There was an intense standoff in downtown Boston yesterday between members of the city’s sizable Haitian American and Dominican American communities. Both groups gathered outside the Park Plaza Hotel, near the entrance to the Dominican Consulate, waving flags and hoisting signs as a watchful contingent of Boston police looked on.
The protesters’ grievances go far beyond Boston. Recently, the Dominican Republic stripped citizenship from some 200,000 residents of Haitian descent—and it’s threatening to deport those who don’t register as foreigners.
In fact, some international observers say deportations have already begun, and that people who should be allowed to remain in the Dominican Republic are being forced out.
Wesley Laine is a legal fellow at Dorchester’s Institute forJustice and Democracy in Haiti. He just returned from a fact-finding trip to the Dominican-Haitian border—and says that while the people he spoke with hadn’t been formally deported, they were fleeing under duress.

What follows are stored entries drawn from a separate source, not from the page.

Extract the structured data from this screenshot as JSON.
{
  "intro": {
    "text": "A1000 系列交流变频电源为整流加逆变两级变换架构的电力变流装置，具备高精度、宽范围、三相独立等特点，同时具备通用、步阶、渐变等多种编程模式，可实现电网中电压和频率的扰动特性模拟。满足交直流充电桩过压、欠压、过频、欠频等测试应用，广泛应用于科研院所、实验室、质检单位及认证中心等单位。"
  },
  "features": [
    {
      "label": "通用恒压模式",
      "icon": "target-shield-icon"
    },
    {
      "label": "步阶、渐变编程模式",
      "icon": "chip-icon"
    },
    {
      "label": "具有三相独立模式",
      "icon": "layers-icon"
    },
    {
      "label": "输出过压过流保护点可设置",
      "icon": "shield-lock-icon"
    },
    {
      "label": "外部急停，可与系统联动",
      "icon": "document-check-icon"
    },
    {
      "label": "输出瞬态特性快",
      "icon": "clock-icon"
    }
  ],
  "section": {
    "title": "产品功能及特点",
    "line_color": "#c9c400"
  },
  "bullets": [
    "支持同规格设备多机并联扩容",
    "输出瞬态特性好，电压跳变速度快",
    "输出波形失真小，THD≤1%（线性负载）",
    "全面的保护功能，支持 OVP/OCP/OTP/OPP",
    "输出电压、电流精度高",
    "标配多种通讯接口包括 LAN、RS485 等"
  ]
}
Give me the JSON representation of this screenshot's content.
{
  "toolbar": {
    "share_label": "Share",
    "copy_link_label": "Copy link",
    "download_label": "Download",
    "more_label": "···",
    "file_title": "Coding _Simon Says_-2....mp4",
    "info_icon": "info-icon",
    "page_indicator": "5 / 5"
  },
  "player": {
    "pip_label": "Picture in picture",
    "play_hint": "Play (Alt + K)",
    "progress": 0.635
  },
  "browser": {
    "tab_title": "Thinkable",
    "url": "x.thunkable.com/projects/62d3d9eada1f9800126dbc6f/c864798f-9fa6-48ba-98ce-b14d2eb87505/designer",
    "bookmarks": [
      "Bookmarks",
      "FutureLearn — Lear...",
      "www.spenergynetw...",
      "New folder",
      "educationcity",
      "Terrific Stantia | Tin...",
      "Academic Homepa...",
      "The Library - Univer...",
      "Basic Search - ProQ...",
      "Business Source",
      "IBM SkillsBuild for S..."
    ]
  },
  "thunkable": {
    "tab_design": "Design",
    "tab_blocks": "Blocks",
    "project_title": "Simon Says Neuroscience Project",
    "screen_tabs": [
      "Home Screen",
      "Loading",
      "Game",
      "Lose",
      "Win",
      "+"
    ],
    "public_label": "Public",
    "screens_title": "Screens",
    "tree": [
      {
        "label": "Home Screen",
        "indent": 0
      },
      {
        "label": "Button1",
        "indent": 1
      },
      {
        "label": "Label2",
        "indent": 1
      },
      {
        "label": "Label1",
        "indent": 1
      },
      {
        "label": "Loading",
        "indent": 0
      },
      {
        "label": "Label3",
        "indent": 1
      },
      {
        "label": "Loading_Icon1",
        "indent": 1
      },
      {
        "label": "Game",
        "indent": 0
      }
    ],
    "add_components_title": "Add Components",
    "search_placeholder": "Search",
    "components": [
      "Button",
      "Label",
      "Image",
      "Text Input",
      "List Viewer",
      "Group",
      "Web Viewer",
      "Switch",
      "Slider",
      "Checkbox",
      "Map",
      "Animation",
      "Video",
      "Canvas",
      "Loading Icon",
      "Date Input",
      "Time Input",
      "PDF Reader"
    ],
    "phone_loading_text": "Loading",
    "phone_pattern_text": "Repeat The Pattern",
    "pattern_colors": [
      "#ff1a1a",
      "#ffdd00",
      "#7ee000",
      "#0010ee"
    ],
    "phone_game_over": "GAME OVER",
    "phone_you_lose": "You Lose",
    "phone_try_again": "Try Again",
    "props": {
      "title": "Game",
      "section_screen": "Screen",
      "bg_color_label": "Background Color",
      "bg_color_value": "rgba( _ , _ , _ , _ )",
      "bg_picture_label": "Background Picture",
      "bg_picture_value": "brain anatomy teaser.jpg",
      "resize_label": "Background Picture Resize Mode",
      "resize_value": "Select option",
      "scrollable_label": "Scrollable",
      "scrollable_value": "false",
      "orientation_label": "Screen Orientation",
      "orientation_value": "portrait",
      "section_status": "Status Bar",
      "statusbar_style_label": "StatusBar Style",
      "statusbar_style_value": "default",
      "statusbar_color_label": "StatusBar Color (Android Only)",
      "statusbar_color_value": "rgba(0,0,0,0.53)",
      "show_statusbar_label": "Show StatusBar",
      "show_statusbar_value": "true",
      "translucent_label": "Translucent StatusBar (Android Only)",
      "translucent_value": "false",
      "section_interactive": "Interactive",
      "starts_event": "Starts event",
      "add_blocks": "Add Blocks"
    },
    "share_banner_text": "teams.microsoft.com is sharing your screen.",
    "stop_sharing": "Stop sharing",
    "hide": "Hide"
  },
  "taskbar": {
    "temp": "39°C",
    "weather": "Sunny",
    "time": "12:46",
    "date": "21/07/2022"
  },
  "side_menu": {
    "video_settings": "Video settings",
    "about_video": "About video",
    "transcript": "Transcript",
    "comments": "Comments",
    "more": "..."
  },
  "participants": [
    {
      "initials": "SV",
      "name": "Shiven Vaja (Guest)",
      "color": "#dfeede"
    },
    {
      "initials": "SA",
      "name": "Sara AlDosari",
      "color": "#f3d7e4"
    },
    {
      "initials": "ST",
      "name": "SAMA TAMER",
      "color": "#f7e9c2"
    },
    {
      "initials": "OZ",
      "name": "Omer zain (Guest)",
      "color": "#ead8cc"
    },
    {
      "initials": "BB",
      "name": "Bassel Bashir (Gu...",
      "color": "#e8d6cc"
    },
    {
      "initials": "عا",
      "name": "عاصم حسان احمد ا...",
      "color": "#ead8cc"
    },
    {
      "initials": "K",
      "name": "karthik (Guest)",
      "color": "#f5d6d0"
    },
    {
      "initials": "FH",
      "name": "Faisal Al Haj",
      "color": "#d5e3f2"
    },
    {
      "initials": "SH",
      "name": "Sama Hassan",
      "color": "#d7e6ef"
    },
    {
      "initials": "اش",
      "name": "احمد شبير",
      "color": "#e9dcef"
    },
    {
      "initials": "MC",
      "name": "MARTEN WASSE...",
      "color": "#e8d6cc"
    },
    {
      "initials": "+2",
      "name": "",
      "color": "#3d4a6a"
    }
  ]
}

“The clients I interviewed really spoke to me about persecution, having to leave their homes, seeing their homes being burned down,” Laine said. “Being harassed by soldiers, being harassed by policemen, even being harassed by their neighbors.
“You’re running for your life—you cannot stay,” Laine added. “Is it voluntary if you cannot stay, if you have to leave? That’s the gray area here. Because the DR is saying that these people are voluntarily leaving. But that’s not the sense I got at all. Most of them told me they had to go.”
For the hundred-plus Haitian Americans who marched from Boston City Hall to the Dominican Consulate Thursday, there was no gray area at all: the Dominican government is the villain. In the crowd’s midst: Linda Dorcena Forry, the influential state senator.
“Eighty years of these folks being born and rasied in Dominican Republican, speaking Spanish, having no connection to Haiti,” Dorcena Forry says. “Saying: ‘You know what? We’re gonna rethink that. You’re not a Haitian citizen.’ That is wrong. That is fundamentally wrong.”
But the Dominican counter-protesters who met them outside the Park Plaza insisted that their homeland is being unfairly maligned.
“Our country [has] the right to their own constitution,” said Jamaica Plain resident Julio Pena. “Our constitution [says], to be a Dominican citizen, you have to be born there—from a legal parent.”
The Dominican contingent was also irate with Massachusetts politicians who’ve spoken out against the Dominican Republic—including Dorcena Forry and Boston Mayor Marty Walsh, both of whom have urged a travel boycott.
“Marty Walsh, he has to go outside and say he’s sorry to the Dominican community,” said Ezekiel Diaz, also of Jamaica Plain. “The community that supported him, very [decisively] in the last election.”
Harsh words, to be sure. But not nearly as harsh as what’s happening in the Dominican Republic right now.